Section: New Results

Continuous Optimization

Participants : Yohei Akimoto, Anne Auger, Zyed Bouzarkouna, Alexandre Chotard, Nikolaus Hansen, Ilya Loshchilov, Verena Heidrich-Meisner, Raymond Ros, Marc Schoenauer, Olivier Teytaud, Fabien Teytaud.

Our main expertise in continuous optimization is on stochastic search algorithms. We address theory, algorithm design and applications. The methods we investigate are adaptive techniques able to learn iteratively parameters of the distribution used to sample solutions. The Covariance Matrix Adaptation Evolution Strategy (CMA-ES) is nowadays one of the most powerful method for continuous optimization without derivatives. We work on different variants of the CMA-ES to improve it in various contexts as described below. In addition we have contributed to give an information geometry perspective to stochastic optimization unifying both continuous and discrete algorithms using a family of probability distribution parametrized by continuous parameters. The framework proposed in this context allow to retrieve many existing stochastic optimization algorithms when instantiated with different family of probability distributions including the CMA-ES when using gaussian distributions [85] . We have moreover clarified important design principles based on invariances [85] , [11] .

New algorithms based on derandomization and for mixed-integer optimization

A new variant of CMA-ES to address problem with mixed-integer variables (vectors with both discrete and continuous variables) has been designed [81] . New algorithms using new selection schemes combined with derandomization have been designed and thoroughly theoretically and empirically investigated [16] , [17] . A local search algorithm using an adaptive coordinate descent has been proposed [45] . We have as well investigated how to inject solutions in CMA-ES so as to improve performances if an oracle provide good solutions [82] .

Distributed optimization

We have proposed simple modifications of evolutionary algorithms so that they reach asymptotically the optimal log(λ) speed-up with λ processors and the linear speed-up Θ(λ) for a number of processors of order at most the dimensionality of the problem (for a pointwise solution); in particular bounding the selected population size in the Self-Adaptation algorithm and variants of this idea for fastening the decrease of the step-size in a relevant manner. All these works and more are part of Olivier Teytaud's HDR thesis [3] , defended on April 22., and also build the first part of Fabien Teytaud's PhD [2] , defended on December 8.. We wrote a chapter on lower bounds for distributed derivative free optimization in [79] .

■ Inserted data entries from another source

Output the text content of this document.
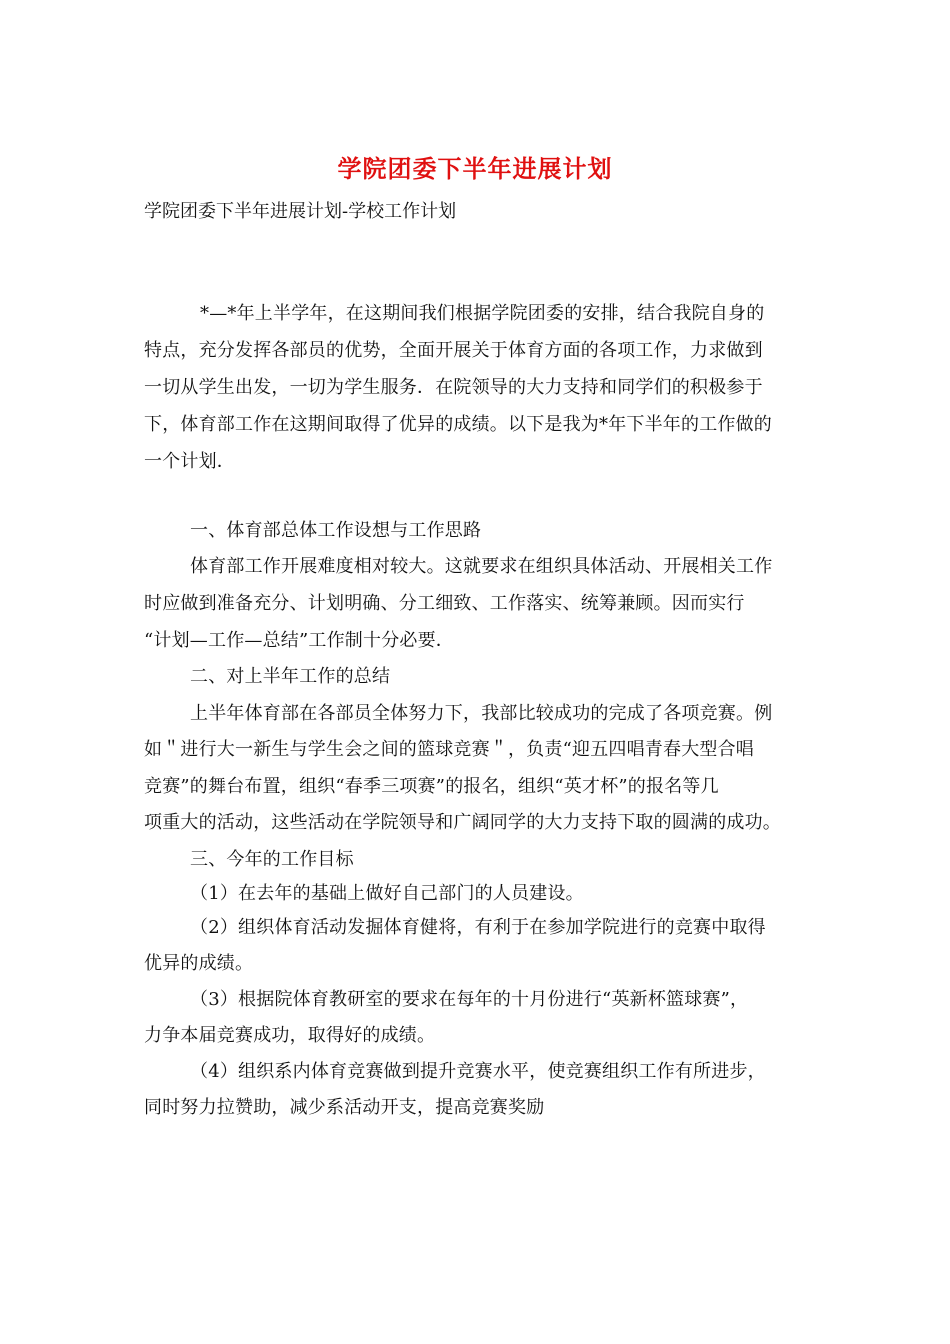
学院团委下半年进展计划
学院团委下半年进展计划-学校工作计划
*—*年上半学年，在这期间我们根据学院团委的安排，结合我院自身的
特点，充分发挥各部员的优势，全面开展关于体育方面的各项工作，力求做到
一切从学生出发，一切为学生服务．在院领导的大力支持和同学们的积极参于
下，体育部工作在这期间取得了优异的成绩。以下是我为*年下半年的工作做的
一个计划．
一、体育部总体工作设想与工作思路
体育部工作开展难度相对较大。这就要求在组织具体活动、开展相关工作
时应做到准备充分、计划明确、分工细致、工作落实、统筹兼顾。因而实行
“计划—工作—总结”工作制十分必要．
二、对上半年工作的总结
上半年体育部在各部员全体努力下，我部比较成功的完成了各项竞赛。例
如＂进行大一新生与学生会之间的篮球竞赛＂，负责“迎五四唱青春大型合唱
竞赛”的舞台布置，组织“春季三项赛”的报名，组织“英才杯”的报名等几
项重大的活动，这些活动在学院领导和广阔同学的大力支持下取的圆满的成功。
三、今年的工作目标
（1）在去年的基础上做好自己部门的人员建设。
（2）组织体育活动发掘体育健将，有利于在参加学院进行的竞赛中取得
优异的成绩。
（3）根据院体育教研室的要求在每年的十月份进行“英新杯篮球赛”，
力争本届竞赛成功，取得好的成绩。
（4）组织系内体育竞赛做到提升竞赛水平，使竞赛组织工作有所进步，
同时努力拉赞助，减少系活动开支，提高竞赛奖励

We have continued our effort for improving standards in benchmarking and pursued the development of the COCO - COmparing Continuous Optimizers platform [80] . We are organizing for the GECCO 2012 conference the Black-Box-Optimization Workshop(see http://coco.gforge.inria.fr/doku.php?id=bbob-2012 ).

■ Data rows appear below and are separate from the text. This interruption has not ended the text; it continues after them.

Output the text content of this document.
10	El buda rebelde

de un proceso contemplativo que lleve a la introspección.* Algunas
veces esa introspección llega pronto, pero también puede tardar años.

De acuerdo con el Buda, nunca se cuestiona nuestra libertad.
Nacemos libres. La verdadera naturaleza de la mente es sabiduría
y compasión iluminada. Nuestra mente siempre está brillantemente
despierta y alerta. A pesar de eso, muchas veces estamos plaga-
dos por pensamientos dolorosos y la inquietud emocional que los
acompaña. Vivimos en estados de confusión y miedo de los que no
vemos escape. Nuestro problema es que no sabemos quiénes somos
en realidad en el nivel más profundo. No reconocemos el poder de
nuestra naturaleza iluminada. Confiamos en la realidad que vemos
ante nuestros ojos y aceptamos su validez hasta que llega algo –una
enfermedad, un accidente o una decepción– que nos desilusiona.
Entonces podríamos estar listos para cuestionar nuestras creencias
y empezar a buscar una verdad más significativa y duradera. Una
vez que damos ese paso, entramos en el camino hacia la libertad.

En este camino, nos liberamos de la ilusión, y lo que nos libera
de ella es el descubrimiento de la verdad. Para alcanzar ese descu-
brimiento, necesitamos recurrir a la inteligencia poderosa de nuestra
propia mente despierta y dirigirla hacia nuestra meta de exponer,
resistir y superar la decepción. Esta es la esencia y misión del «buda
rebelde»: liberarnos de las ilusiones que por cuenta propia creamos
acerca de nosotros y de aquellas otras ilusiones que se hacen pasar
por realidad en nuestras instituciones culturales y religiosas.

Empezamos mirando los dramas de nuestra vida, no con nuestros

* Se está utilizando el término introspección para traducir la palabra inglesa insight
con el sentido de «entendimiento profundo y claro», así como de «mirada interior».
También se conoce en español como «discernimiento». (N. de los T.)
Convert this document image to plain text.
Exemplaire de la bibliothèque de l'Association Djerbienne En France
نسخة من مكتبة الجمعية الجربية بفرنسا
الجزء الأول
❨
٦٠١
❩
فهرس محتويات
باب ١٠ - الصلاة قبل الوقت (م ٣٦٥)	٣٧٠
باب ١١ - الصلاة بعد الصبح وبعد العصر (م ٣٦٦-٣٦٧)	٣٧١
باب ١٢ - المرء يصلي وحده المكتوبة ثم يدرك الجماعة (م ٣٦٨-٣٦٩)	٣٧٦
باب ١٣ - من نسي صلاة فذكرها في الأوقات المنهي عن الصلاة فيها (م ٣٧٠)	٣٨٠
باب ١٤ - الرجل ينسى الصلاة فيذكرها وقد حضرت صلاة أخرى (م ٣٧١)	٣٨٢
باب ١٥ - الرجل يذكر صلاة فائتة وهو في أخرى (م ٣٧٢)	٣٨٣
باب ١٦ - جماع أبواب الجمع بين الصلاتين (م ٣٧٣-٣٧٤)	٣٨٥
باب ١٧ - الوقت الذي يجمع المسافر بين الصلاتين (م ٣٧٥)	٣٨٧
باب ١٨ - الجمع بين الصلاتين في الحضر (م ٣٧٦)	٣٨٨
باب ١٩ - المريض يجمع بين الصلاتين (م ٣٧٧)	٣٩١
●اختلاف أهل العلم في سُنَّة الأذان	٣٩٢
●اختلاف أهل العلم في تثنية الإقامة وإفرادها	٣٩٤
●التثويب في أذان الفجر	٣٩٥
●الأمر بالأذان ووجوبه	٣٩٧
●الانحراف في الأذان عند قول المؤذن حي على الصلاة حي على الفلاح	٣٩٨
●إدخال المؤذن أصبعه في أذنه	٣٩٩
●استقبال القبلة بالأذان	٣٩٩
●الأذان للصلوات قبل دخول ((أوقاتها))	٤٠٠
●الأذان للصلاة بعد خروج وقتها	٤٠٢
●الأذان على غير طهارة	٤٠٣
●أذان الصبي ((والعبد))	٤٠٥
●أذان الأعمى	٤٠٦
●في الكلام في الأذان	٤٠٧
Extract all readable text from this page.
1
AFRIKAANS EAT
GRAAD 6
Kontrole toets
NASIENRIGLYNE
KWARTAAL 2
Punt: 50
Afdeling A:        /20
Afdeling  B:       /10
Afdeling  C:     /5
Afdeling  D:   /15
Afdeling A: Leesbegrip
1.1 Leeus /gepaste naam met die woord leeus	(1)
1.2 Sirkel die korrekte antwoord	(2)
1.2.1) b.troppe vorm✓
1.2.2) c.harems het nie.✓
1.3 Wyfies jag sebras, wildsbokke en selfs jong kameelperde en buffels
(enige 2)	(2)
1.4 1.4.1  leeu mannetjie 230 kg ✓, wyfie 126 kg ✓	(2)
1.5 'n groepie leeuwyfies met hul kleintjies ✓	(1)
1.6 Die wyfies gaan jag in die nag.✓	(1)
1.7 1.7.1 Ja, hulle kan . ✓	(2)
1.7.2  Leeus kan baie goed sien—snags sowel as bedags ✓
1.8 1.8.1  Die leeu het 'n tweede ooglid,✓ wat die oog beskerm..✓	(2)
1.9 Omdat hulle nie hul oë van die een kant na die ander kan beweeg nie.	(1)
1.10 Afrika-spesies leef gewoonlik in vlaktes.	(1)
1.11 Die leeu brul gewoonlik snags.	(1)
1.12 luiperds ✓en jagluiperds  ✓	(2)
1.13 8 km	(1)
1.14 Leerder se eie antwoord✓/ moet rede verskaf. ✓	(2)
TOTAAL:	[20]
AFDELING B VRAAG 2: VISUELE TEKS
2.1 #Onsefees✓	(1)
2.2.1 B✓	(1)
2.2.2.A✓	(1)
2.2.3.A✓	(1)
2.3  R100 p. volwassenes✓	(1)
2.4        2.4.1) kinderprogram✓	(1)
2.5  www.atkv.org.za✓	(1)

Optimization with meta-models and surrogate

We have investigated optimization using a coupling of CMA-ES and surrogates and applied it for the optimization of well placement [6] . We have proposed a new meta-model CMA-ES for the optimization of partially separable functions [19] and shown that it improves performances for solving the well placement problem [19] .

Hyperparameter optimization

In [18] we present hyper-parameter optimization results on tasks of training neural networks and deep belief networks (DBNs). We optimize hyper-parameters using random search and two new greedy sequential methods based on the expected improvement criterion. The sequential algorithms are applied to the most difficult DBN learning problems and find significantly better results than the best previously reported.

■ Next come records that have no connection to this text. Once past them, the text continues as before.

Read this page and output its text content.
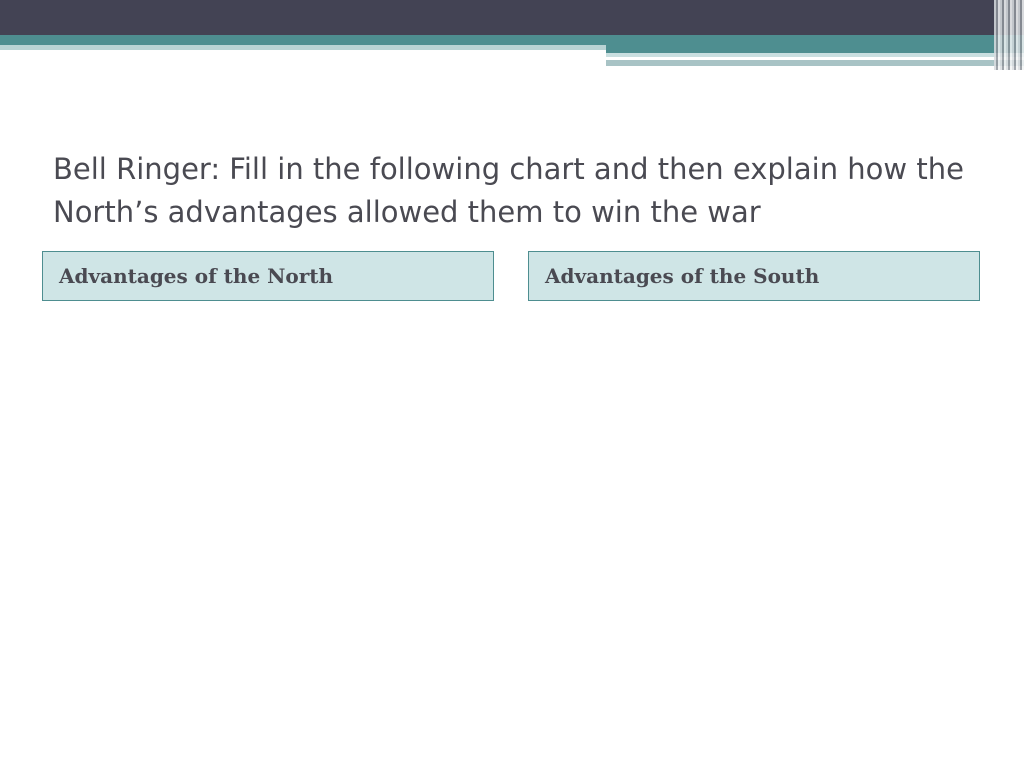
Bell Ringer: Fill in the following chart and then explain how the North’s advantages allowed them to win the war
Advantages of the North	Advantages of the South
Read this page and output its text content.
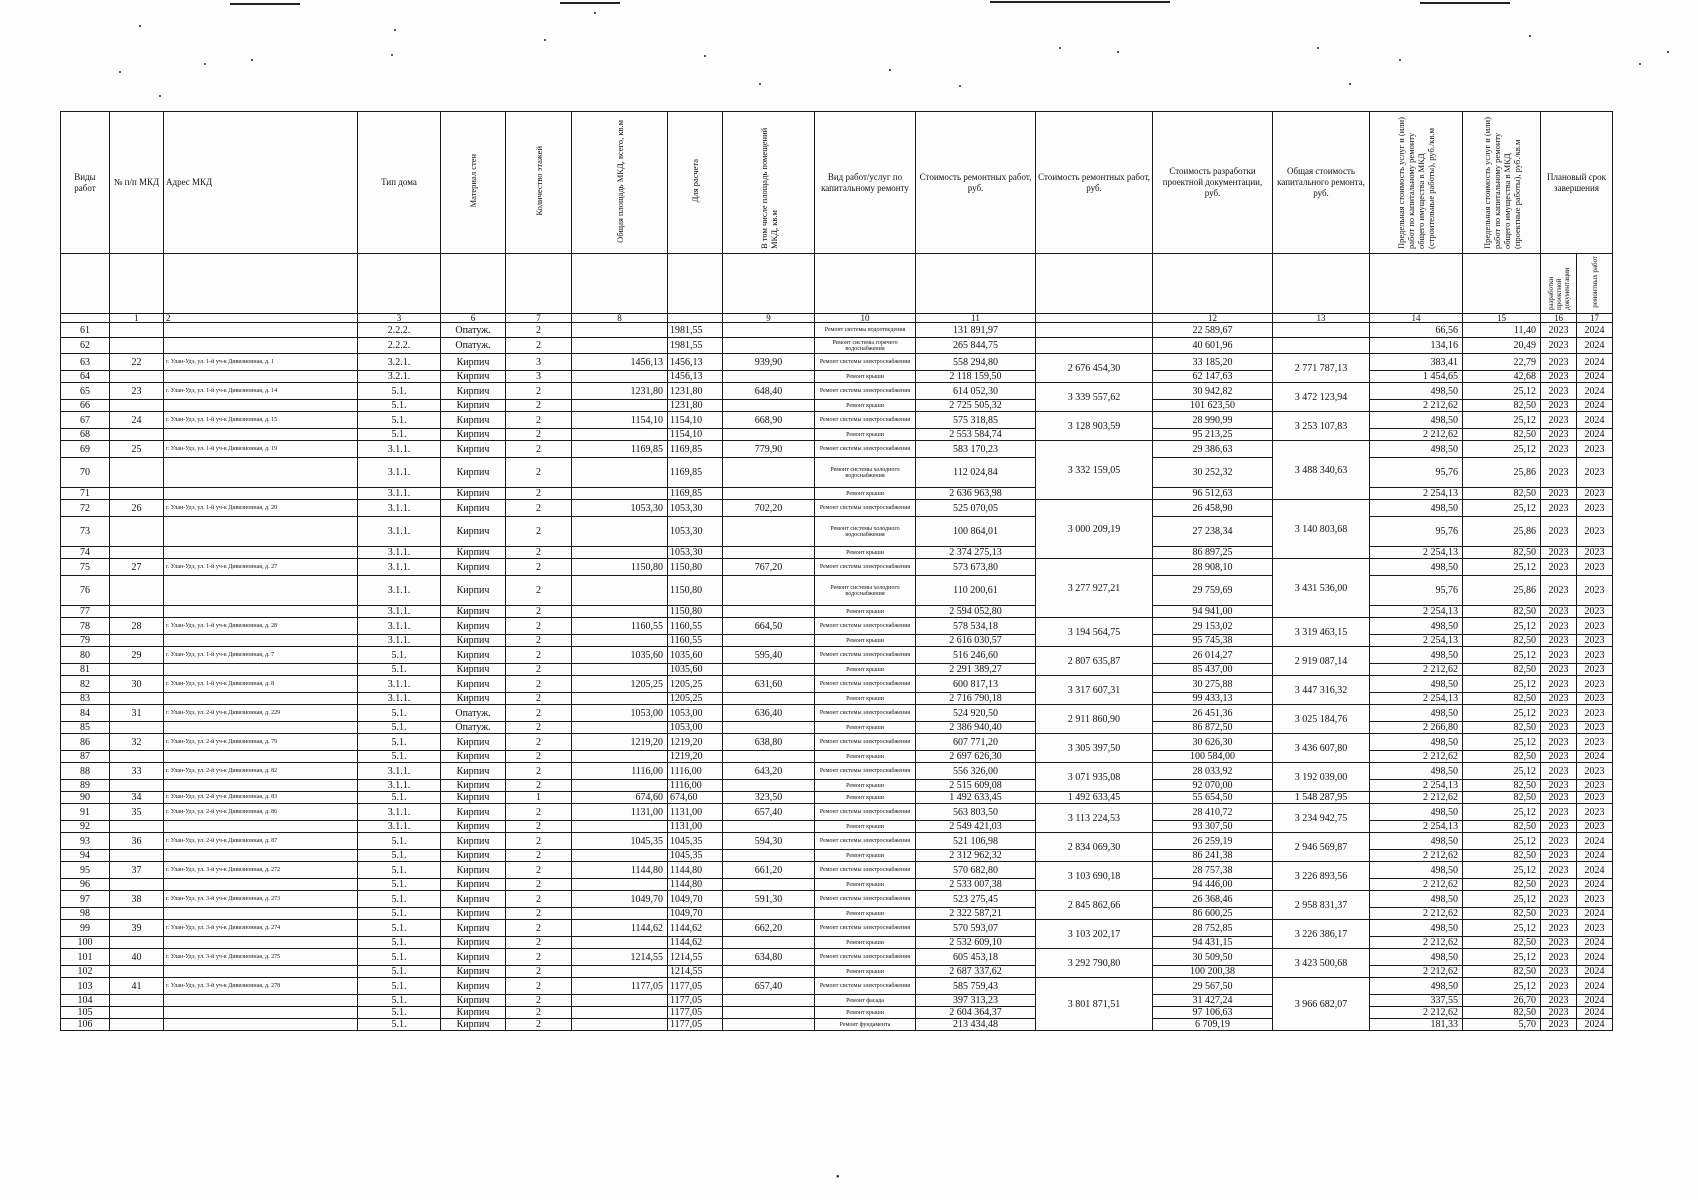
Виды работ	№ п/п МКД	Адрес МКД	Тип дома	Материал стен	Количество этажей	Общая площадь МКД, всего, кв.м	Для расчета	В том числе площадь помещений МКД, кв.м	Вид работ/услуг по капитальному ремонту	Стоимость ремонтных работ, руб.	Стоимость ремонтных работ, руб.	Стоимость разработки проектной документации, руб.	Общая стоимость капитального ремонта, руб.	Предельная стоимость услуг и (или) работ по капитальному ремонту общего имущества в МКД (строительные работы), руб./кв.м	Предельная стоимость услуг и (или) работ по капитальному ремонту общего имущества в МКД (проектные работы), руб./кв.м	Плановый срок завершения	
																разработки проектной документации	ремонтных работ
	1	2	3	6	7	8		9	10	11		12	13	14	15	16	17
61			2.2.2.	Опатуж.	2		1981,55		Ремонт системы водоотведения	131 891,97		22 589,67		66,56	11,40	2023	2024
62			2.2.2.	Опатуж.	2		1981,55		Ремонт системы горячего водоснабжения	265 844,75		40 601,96		134,16	20,49	2023	2024
63	22	г. Улан-Удэ, ул. 1-й уч-к Дивизионная, д. 1	3.2.1.	Кирпич	3	1456,13	1456,13	939,90	Ремонт системы электроснабжения	558 294,80	2 676 454,30	33 185,20	2 771 787,13	383,41	22,79	2023	2024
64			3.2.1.	Кирпич	3		1456,13		Ремонт крыши	2 118 159,50		62 147,63		1 454,65	42,68	2023	2024
65	23	г. Улан-Удэ, ул. 1-й уч-к Дивизионная, д. 14	5.1.	Кирпич	2	1231,80	1231,80	648,40	Ремонт системы электроснабжения	614 052,30	3 339 557,62	30 942,82	3 472 123,94	498,50	25,12	2023	2024
66			5.1.	Кирпич	2		1231,80		Ремонт крыши	2 725 505,32		101 623,50		2 212,62	82,50	2023	2024
67	24	г. Улан-Удэ, ул. 1-й уч-к Дивизионная, д. 15	5.1.	Кирпич	2	1154,10	1154,10	668,90	Ремонт системы электроснабжения	575 318,85	3 128 903,59	28 990,99	3 253 107,83	498,50	25,12	2023	2024
68			5.1.	Кирпич	2		1154,10		Ремонт крыши	2 553 584,74		95 213,25		2 212,62	82,50	2023	2024
69	25	г. Улан-Удэ, ул. 1-й уч-к Дивизионная, д. 19	3.1.1.	Кирпич	2	1169,85	1169,85	779,90	Ремонт системы электроснабжения	583 170,23	3 332 159,05	29 386,63	3 488 340,63	498,50	25,12	2023	2023
70			3.1.1.	Кирпич	2		1169,85		Ремонт системы холодного водоснабжения	112 024,84		30 252,32		95,76	25,86	2023	2023
71			3.1.1.	Кирпич	2		1169,85		Ремонт крыши	2 636 963,98		96 512,63		2 254,13	82,50	2023	2023
72	26	г. Улан-Удэ, ул. 1-й уч-к Дивизионная, д. 20	3.1.1.	Кирпич	2	1053,30	1053,30	702,20	Ремонт системы электроснабжения	525 070,05	3 000 209,19	26 458,90	3 140 803,68	498,50	25,12	2023	2023
73			3.1.1.	Кирпич	2		1053,30		Ремонт системы холодного водоснабжения	100 864,01		27 238,34		95,76	25,86	2023	2023
74			3.1.1.	Кирпич	2		1053,30		Ремонт крыши	2 374 275,13		86 897,25		2 254,13	82,50	2023	2023
75	27	г. Улан-Удэ, ул. 1-й уч-к Дивизионная, д. 27	3.1.1.	Кирпич	2	1150,80	1150,80	767,20	Ремонт системы электроснабжения	573 673,80	3 277 927,21	28 908,10	3 431 536,00	498,50	25,12	2023	2023
76			3.1.1.	Кирпич	2		1150,80		Ремонт системы холодного водоснабжения	110 200,61		29 759,69		95,76	25,86	2023	2023
77			3.1.1.	Кирпич	2		1150,80		Ремонт крыши	2 594 052,80		94 941,00		2 254,13	82,50	2023	2023
78	28	г. Улан-Удэ, ул. 1-й уч-к Дивизионная, д. 28	3.1.1.	Кирпич	2	1160,55	1160,55	664,50	Ремонт системы электроснабжения	578 534,18	3 194 564,75	29 153,02	3 319 463,15	498,50	25,12	2023	2023
79			3.1.1.	Кирпич	2		1160,55		Ремонт крыши	2 616 030,57		95 745,38		2 254,13	82,50	2023	2023
80	29	г. Улан-Удэ, ул. 1-й уч-к Дивизионная, д. 7	5.1.	Кирпич	2	1035,60	1035,60	595,40	Ремонт системы электроснабжения	516 246,60	2 807 635,87	26 014,27	2 919 087,14	498,50	25,12	2023	2023
81			5.1.	Кирпич	2		1035,60		Ремонт крыши	2 291 389,27		85 437,00		2 212,62	82,50	2023	2023
82	30	г. Улан-Удэ, ул. 1-й уч-к Дивизионная, д. 8	3.1.1.	Кирпич	2	1205,25	1205,25	631,60	Ремонт системы электроснабжения	600 817,13	3 317 607,31	30 275,88	3 447 316,32	498,50	25,12	2023	2023
83			3.1.1.	Кирпич	2		1205,25		Ремонт крыши	2 716 790,18		99 433,13		2 254,13	82,50	2023	2023
84	31	г. Улан-Удэ, ул. 2-й уч-к Дивизионная, д. 229	5.1.	Опатуж.	2	1053,00	1053,00	636,40	Ремонт системы электроснабжения	524 920,50	2 911 860,90	26 451,36	3 025 184,76	498,50	25,12	2023	2023
85			5.1.	Опатуж.	2		1053,00		Ремонт крыши	2 386 940,40		86 872,50		2 266,80	82,50	2023	2023
86	32	г. Улан-Удэ, ул. 2-й уч-к Дивизионная, д. 79	5.1.	Кирпич	2	1219,20	1219,20	638,80	Ремонт системы электроснабжения	607 771,20	3 305 397,50	30 626,30	3 436 607,80	498,50	25,12	2023	2023
87			5.1.	Кирпич	2		1219,20		Ремонт крыши	2 697 626,30		100 584,00		2 212,62	82,50	2023	2024
88	33	г. Улан-Удэ, ул. 2-й уч-к Дивизионная, д. 82	3.1.1.	Кирпич	2	1116,00	1116,00	643,20	Ремонт системы электроснабжения	556 326,00	3 071 935,08	28 033,92	3 192 039,00	498,50	25,12	2023	2023
89			3.1.1.	Кирпич	2		1116,00		Ремонт крыши	2 515 609,08		92 070,00		2 254,13	82,50	2023	2023
90	34	г. Улан-Удэ, ул. 2-й уч-к Дивизионная, д. 83	5.1.	Кирпич	1	674,60	674,60	323,50	Ремонт крыши	1 492 633,45	1 492 633,45	55 654,50	1 548 287,95	2 212,62	82,50	2023	2023
91	35	г. Улан-Удэ, ул. 2-й уч-к Дивизионная, д. 86	3.1.1.	Кирпич	2	1131,00	1131,00	657,40	Ремонт системы электроснабжения	563 803,50	3 113 224,53	28 410,72	3 234 942,75	498,50	25,12	2023	2023
92			3.1.1.	Кирпич	2		1131,00		Ремонт крыши	2 549 421,03		93 307,50		2 254,13	82,50	2023	2023
93	36	г. Улан-Удэ, ул. 2-й уч-к Дивизионная, д. 87	5.1.	Кирпич	2	1045,35	1045,35	594,30	Ремонт системы электроснабжения	521 106,98	2 834 069,30	26 259,19	2 946 569,87	498,50	25,12	2023	2024
94			5.1.	Кирпич	2		1045,35		Ремонт крыши	2 312 962,32		86 241,38		2 212,62	82,50	2023	2024
95	37	г. Улан-Удэ, ул. 3-й уч-к Дивизионная, д. 272	5.1.	Кирпич	2	1144,80	1144,80	661,20	Ремонт системы электроснабжения	570 682,80	3 103 690,18	28 757,38	3 226 893,56	498,50	25,12	2023	2024
96			5.1.	Кирпич	2		1144,80		Ремонт крыши	2 533 007,38		94 446,00		2 212,62	82,50	2023	2024
97	38	г. Улан-Удэ, ул. 3-й уч-к Дивизионная, д. 273	5.1.	Кирпич	2	1049,70	1049,70	591,30	Ремонт системы электроснабжения	523 275,45	2 845 862,66	26 368,46	2 958 831,37	498,50	25,12	2023	2023
98			5.1.	Кирпич	2		1049,70		Ремонт крыши	2 322 587,21		86 600,25		2 212,62	82,50	2023	2024
99	39	г. Улан-Удэ, ул. 3-й уч-к Дивизионная, д. 274	5.1.	Кирпич	2	1144,62	1144,62	662,20	Ремонт системы электроснабжения	570 593,07	3 103 202,17	28 752,85	3 226 386,17	498,50	25,12	2023	2023
100			5.1.	Кирпич	2		1144,62		Ремонт крыши	2 532 609,10		94 431,15		2 212,62	82,50	2023	2024
101	40	г. Улан-Удэ, ул. 3-й уч-к Дивизионная, д. 275	5.1.	Кирпич	2	1214,55	1214,55	634,80	Ремонт системы электроснабжения	605 453,18	3 292 790,80	30 509,50	3 423 500,68	498,50	25,12	2023	2024
102			5.1.	Кирпич	2		1214,55		Ремонт крыши	2 687 337,62		100 200,38		2 212,62	82,50	2023	2024
103	41	г. Улан-Удэ, ул. 3-й уч-к Дивизионная, д. 278	5.1.	Кирпич	2	1177,05	1177,05	657,40	Ремонт системы электроснабжения	585 759,43	3 801 871,51	29 567,50	3 966 682,07	498,50	25,12	2023	2024
104			5.1.	Кирпич	2		1177,05		Ремонт фасада	397 313,23		31 427,24		337,55	26,70	2023	2024
105			5.1.	Кирпич	2		1177,05		Ремонт крыши	2 604 364,37		97 106,63		2 212,62	82,50	2023	2024
106			5.1.	Кирпич	2		1177,05		Ремонт фундамента	213 434,48		6 709,19		181,33	5,70	2023	2024
•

Multi-objective optimization

We have investigated theoretically multi-objective algorithms based on the hypervolume [4] and proposed new selection operators based on tournament and multi-armed bandit framework [46] .

Multimodal optimization

We have shown in [58] a simple algorithm (a (1+1)-ES with quasi-random restart and murder operator), which, at least in the sequential case, performs as efficiently as much more tricky algorithms.

Mathematical bounds for noisy optimization

The paper [27] shows upper and lower confidence bounds and/or experiment algorithms in the noisy optimization setting; in particular we compared an optimization algorithm based on bandits and an surrogate-model version; whereas the bandit approach is much faster if the noise decreases quickly to zero around the optimum, the surrogate-model version is faster if the noise does not decrease to zero.